Peanut Miso Dressing

¼ cup peanut butter

¼ cup + 2 tablespoons warm water

1 ½ Tablespoons rice vinegar

1 ½ Tablespoons white miso

2 teaspoons freshly grated ginger

1 teaspoon honey

 

Salad

8 ounces buckwheat soba noodles

½ small purple cabbage, shredded

1 large carrot, grated

3 green onions, thinly sliced (white and green parts)

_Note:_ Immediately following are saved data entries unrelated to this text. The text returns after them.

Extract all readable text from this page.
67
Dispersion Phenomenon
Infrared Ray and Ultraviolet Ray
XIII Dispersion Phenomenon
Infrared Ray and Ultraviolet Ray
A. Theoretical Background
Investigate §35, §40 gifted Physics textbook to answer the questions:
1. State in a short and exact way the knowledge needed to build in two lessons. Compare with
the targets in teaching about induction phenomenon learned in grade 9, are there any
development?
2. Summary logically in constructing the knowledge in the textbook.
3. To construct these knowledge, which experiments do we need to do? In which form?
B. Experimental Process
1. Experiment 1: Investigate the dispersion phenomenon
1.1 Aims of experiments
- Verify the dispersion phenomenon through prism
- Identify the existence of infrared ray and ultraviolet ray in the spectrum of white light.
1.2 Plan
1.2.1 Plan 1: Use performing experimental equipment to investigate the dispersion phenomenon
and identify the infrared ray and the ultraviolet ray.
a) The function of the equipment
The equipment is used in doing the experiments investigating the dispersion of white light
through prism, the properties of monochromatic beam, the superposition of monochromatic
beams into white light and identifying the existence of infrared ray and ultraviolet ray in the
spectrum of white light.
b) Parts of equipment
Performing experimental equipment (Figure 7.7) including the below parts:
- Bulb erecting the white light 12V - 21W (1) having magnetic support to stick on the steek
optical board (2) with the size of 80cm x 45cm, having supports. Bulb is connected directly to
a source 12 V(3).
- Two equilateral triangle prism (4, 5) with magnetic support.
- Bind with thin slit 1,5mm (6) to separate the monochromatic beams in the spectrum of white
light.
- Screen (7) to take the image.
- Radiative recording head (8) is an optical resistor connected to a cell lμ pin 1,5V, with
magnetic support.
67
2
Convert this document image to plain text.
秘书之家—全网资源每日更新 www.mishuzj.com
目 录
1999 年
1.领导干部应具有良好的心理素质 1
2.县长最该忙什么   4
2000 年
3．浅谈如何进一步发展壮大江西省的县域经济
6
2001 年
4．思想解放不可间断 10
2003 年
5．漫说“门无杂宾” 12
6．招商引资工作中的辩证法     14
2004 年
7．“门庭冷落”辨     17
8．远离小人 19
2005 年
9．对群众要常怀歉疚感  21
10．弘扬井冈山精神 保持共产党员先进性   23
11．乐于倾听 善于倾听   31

½ cup chopped cilantro (optional)

¼ cup chopped roasted and lightly salted peanuts, for garnish

Instructions

  1. To make the dressing, combine all ingredients in a small blender or food processor and blend until smooth.
  2. Cook the buckwheat noodles according to package instructions in a large pot of water. When noodles are cooked, but not mushy, drain and immediately submerge in a large bowl of cold water. Use your hands to “wash” or “scrub” the noodles in the cold water, to keep them from becoming gummy or mushy, then drain them again.
  3. In a large mixing bowl, the cabbage, carrots, green onions, and cilantro (if using) with half of the dressing. Add the drained soba noodles and the remainder of the dressing and toss until mixed. Garnish with roasted, lightly salted peanuts before serving. (Can be served warm, chilled, or at room temperature.)